Question: Do I continue to write on this thread or start a new thread everyday I write? Anyways.............. I'll stay here till told otherwise :)

This thread is really for initial introductions.

If you want to continue with your story, maybe think about starting a trauma diary. Just go to that forum and click new thread. Start new threads as you need or comment on what others have written in the other forums eg chit chat.
 
Am I trying to over-compensate my shortfalls?
You have to answer that, nobody else.

You have to be happy within yourself, you have to be a complete individual. Two individuals come together and have a relationship, crossing into each others lives, yet not overlapping completely (smothering) nor just for sex and nothing more (too individualistic).

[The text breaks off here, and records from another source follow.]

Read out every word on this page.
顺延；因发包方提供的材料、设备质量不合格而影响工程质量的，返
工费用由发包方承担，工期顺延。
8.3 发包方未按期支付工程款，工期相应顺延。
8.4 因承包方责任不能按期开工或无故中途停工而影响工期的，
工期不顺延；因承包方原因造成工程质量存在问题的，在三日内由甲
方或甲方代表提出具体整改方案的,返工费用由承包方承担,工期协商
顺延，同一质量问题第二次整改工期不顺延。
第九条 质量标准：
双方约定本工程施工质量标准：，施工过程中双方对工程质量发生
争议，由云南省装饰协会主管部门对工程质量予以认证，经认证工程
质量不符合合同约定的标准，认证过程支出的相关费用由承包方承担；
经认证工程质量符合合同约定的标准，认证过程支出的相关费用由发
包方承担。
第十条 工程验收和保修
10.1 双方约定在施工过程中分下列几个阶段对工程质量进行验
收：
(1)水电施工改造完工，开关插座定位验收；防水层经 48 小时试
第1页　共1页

There always has to be a compromise, however; one should not be doing all the compromise, it is always both and equally. If one is giving more than the other, it isn't a relationship, it is turning into an abusive situation where one is obtaining control and dominance over the other. You need to be an assertive, confident person first and foremost. That is your aim really, which puts you squarely in charge of your life, your decisions, and is what makes you happy as a person doing what you want to be doing, not trying to please another as a majority.

The majority must always be you, the minority is pleasing others.